Hand Tracking V2: Gestures, Range, and Reliability
Designing a full-featured hand tracking system for V2 - gesture recognition, extended range, and the training data challenge.
V1 shipped basic hand tracking. V2 needs hands as a primary input modality - gestures, precision, and reliability that rivals controllers.

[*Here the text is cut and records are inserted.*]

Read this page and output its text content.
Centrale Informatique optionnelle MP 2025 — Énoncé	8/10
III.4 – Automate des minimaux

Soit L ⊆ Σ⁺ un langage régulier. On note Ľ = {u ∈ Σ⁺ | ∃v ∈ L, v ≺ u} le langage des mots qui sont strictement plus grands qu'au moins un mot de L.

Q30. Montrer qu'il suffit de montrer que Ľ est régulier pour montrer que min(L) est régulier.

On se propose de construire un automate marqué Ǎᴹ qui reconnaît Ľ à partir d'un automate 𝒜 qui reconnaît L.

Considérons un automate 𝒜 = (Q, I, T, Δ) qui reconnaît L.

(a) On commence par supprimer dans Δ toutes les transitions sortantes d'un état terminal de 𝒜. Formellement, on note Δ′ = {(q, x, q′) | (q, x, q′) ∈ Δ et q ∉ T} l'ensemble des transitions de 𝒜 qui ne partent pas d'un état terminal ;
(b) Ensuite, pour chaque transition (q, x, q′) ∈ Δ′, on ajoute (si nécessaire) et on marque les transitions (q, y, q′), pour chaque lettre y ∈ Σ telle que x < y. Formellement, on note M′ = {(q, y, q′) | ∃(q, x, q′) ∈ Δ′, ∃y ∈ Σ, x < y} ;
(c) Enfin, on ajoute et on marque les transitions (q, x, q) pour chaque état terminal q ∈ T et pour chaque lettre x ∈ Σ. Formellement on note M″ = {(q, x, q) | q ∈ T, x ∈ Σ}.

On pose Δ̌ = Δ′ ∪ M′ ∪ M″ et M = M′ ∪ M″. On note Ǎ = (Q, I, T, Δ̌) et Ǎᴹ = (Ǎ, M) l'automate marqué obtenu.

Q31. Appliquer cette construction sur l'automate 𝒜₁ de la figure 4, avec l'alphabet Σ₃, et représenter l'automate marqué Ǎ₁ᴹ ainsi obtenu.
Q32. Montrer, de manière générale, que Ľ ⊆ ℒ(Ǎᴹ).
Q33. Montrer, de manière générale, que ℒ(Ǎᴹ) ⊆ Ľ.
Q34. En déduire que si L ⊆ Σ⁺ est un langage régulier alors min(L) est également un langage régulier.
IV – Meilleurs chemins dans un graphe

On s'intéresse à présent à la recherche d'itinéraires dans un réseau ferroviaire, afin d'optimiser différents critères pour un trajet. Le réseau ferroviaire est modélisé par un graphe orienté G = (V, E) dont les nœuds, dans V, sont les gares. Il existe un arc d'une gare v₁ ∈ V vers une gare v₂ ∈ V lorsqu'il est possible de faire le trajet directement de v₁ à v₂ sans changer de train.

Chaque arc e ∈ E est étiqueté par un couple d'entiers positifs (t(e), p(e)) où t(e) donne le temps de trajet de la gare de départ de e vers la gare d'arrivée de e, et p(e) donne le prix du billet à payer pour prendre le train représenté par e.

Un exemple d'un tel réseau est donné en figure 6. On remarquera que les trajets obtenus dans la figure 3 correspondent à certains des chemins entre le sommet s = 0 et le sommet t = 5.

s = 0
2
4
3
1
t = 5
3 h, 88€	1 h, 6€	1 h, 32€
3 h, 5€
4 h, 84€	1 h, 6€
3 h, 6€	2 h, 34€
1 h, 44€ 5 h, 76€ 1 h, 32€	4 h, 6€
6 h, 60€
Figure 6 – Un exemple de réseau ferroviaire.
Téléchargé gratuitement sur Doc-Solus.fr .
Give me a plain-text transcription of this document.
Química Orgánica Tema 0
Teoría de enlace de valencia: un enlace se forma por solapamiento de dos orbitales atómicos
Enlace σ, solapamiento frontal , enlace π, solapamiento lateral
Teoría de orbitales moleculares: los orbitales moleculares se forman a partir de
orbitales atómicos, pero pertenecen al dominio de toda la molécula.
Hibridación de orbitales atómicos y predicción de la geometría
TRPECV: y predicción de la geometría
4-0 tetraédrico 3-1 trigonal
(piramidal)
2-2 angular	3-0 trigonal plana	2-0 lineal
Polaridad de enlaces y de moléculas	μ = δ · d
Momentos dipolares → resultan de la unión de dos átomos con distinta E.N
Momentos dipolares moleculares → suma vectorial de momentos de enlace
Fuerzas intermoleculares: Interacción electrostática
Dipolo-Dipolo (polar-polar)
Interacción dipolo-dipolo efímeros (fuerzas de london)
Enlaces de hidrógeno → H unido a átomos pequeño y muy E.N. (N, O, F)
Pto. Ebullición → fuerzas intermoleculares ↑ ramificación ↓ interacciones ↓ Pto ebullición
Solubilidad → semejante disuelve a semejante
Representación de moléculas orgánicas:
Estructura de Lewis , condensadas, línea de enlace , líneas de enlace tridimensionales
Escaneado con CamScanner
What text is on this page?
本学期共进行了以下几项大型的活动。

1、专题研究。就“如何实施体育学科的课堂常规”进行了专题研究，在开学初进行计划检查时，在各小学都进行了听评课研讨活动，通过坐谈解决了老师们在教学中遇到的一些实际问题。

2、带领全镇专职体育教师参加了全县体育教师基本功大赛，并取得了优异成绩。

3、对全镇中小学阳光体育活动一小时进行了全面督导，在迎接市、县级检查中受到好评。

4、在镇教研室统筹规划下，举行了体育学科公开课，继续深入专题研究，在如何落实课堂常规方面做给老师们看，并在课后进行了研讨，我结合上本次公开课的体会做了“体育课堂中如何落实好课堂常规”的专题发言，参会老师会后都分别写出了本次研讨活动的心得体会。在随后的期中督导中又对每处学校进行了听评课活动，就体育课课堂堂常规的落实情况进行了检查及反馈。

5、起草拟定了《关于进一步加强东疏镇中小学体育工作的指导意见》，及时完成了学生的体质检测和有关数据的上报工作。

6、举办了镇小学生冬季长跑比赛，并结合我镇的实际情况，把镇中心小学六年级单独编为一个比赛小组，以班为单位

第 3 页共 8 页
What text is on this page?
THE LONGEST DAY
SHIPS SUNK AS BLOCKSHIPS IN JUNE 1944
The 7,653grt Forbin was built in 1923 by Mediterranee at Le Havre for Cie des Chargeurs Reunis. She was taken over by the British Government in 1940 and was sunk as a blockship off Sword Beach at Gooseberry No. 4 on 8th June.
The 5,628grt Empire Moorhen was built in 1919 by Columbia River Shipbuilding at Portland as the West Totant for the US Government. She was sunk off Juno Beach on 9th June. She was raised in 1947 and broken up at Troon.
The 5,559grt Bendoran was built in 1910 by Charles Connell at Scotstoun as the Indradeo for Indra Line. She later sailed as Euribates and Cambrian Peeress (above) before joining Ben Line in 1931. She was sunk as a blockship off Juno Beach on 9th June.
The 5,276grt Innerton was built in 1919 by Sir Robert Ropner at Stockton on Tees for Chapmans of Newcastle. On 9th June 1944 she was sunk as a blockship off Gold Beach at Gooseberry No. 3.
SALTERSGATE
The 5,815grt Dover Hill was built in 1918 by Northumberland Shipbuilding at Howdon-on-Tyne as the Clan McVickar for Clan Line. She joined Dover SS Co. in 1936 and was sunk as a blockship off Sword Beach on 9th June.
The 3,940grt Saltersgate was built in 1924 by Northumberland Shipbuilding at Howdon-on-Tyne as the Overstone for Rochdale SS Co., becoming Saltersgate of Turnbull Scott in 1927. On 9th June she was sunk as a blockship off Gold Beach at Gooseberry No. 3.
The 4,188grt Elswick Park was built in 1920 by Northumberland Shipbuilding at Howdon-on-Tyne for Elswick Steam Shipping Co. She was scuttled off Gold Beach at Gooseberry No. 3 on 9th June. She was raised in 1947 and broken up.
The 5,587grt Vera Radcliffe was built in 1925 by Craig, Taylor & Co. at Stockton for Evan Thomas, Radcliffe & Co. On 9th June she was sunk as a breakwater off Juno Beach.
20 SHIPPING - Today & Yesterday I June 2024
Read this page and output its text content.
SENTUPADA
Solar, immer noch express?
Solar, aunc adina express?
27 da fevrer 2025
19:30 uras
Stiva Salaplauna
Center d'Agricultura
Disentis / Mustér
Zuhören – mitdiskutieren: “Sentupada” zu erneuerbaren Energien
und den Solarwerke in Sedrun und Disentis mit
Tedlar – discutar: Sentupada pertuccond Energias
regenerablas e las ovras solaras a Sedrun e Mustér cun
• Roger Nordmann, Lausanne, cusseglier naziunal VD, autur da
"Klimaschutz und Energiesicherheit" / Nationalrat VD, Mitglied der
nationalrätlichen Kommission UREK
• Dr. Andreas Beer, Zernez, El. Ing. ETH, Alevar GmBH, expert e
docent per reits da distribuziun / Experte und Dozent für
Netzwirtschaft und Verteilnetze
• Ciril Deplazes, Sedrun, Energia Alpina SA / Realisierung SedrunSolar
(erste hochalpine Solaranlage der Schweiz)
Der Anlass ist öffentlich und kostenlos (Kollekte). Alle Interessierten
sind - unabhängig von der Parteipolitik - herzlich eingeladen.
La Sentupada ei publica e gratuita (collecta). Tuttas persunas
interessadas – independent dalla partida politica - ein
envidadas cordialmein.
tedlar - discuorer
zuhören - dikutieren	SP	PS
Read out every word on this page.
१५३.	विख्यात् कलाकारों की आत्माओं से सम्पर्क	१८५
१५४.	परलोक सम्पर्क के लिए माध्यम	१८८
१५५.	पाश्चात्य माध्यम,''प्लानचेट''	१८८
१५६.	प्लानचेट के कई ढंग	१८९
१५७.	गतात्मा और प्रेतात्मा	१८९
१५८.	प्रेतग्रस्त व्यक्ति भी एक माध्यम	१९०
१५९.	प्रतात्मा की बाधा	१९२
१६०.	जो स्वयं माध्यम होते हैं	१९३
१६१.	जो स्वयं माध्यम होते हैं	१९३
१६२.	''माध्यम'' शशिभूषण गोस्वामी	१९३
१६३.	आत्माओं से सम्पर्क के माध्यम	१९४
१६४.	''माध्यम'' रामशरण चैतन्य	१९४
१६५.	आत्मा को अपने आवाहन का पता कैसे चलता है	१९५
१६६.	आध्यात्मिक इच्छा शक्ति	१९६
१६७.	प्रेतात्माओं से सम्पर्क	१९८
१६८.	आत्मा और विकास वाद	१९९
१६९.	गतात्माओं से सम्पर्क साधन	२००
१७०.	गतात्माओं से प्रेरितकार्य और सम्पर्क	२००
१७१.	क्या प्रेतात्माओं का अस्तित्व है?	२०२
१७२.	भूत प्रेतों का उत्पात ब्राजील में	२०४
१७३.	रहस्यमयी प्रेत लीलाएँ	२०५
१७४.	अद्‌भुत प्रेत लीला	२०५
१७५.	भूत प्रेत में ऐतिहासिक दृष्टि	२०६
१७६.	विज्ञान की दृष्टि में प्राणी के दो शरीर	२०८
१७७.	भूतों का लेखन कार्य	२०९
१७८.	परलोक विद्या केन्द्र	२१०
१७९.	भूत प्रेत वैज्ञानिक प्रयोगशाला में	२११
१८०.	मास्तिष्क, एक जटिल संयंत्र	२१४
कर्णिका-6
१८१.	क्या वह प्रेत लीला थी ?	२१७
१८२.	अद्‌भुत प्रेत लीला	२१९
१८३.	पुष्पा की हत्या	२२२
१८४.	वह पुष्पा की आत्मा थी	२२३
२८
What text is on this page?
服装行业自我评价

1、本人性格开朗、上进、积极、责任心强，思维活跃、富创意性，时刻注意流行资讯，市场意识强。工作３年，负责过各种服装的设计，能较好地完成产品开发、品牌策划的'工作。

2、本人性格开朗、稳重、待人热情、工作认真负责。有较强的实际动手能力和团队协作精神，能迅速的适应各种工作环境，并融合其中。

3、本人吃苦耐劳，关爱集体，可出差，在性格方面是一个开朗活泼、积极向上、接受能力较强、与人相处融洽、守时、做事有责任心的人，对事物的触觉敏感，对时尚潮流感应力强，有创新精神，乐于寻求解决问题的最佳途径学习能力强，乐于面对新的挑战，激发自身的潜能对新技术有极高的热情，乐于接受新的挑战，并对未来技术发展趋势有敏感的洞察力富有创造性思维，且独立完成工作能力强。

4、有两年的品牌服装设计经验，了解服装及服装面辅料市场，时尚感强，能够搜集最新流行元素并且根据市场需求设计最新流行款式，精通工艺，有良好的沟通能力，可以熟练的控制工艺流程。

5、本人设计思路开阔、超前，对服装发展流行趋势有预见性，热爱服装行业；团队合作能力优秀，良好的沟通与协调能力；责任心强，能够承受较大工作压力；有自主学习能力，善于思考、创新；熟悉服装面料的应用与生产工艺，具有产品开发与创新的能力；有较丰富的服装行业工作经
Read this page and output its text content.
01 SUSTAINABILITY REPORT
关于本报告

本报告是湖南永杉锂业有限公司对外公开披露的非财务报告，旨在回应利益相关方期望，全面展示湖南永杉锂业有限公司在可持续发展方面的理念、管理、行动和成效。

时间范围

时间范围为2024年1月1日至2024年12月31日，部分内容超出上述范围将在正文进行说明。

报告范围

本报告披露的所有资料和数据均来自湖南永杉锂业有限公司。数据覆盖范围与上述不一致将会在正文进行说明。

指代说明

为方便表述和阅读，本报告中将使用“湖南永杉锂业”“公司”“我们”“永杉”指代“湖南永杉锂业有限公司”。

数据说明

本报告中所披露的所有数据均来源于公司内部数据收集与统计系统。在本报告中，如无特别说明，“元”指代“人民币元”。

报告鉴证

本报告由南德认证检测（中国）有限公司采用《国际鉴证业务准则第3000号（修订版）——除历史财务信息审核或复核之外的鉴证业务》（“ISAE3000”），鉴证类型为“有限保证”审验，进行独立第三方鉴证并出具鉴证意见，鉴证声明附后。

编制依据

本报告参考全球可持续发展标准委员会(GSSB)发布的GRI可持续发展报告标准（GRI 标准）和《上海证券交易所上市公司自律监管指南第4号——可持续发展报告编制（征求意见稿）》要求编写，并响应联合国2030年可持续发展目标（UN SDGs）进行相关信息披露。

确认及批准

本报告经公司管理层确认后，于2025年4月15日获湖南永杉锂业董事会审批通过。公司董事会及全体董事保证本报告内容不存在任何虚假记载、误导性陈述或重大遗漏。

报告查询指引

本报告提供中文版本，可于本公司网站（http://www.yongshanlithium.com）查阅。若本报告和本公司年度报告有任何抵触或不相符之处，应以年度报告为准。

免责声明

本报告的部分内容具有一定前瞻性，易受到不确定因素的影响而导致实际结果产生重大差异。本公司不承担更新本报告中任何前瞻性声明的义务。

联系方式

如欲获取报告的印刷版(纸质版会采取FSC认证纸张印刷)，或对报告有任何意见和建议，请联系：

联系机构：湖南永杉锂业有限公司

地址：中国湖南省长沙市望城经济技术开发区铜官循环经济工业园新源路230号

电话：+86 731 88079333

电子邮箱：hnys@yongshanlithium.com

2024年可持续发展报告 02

V2 Hand Tracking Requirements
| Capability | V1 | V2 Target |
|---|---|---|
| Range | 30-50cm | 20-80cm |
| Accuracy | 15mm | 5mm fingertip |
| Latency | 45ms | 20ms |
| Gestures | None | Pinch, grab, point, palm, custom |
| Occlusion handling | Poor | Robust |
| Two-hand tracking | Limited | Full |
Architecture Changes
Depth Sensor Upgrade
V1: 320x240 depth V2: 640x480 depth
4x more depth points = much better hand surface reconstruction.
Additional Camera
Considering a dedicated hand-tracking camera:
- Positioned for optimal hand viewing angle
- Higher frame rate (90Hz vs 30Hz depth)
- Focused on near-field
Trade-off: cost, power, calibration complexity.
Neural Network Upgrade
V1: Custom CNN, 800K parameters V2: Larger model on dedicated NPU, ~5M parameters
NPU enables running a more capable model within power budget.
Gesture Recognition
Gestures are harder than tracking:
Temporal modeling: Gestures are sequences, not frames
- LSTM or Transformer for temporal context
- Gesture boundaries (start/end) are ambiguous
False positive cost: Accidental gestures are worse than missed gestures
- High precision threshold
- Confirmation mechanisms (hold, repeat)
Cultural variation: Gestures mean different things globally
- Configurable gesture sets
- User-trainable custom gestures
V2 Gesture Set (Launch)
- Pinch: Thumb + index fingertip touch → select/confirm
- Grab: Close fist → grab object
- Point: Index extended → cursor/ray
- Palm: Open palm facing device → stop/cancel
- Swipe: Quick hand movement → scroll/navigate
Training Data Strategy
Real Data
- Capture rig with multiple cameras + depth sensors
- 100+ subjects for diversity
- Controlled + natural motions
- Ground truth from marker-based mocap
Synthetic Data
- Procedural hand model with texture/shape variation
- Physics-based grasping poses
- Domain randomization for robustness
- 10x scale vs real data
Semi-Supervised
- Large unlabeled video datasets
- Learn from consistency (same hand, different views)
- Self-training on high-confidence predictions
Interaction Design Feedback
Working with UX team on what users actually want:
- Direct manipulation feels most natural
- Gestures for mode switches, not continuous control
- Hand fatigue ("gorilla arm") limits extended use
- Audio/haptic feedback essential for gesture confirmation
The best hand tracking is invisible - users think about the action, not the hand.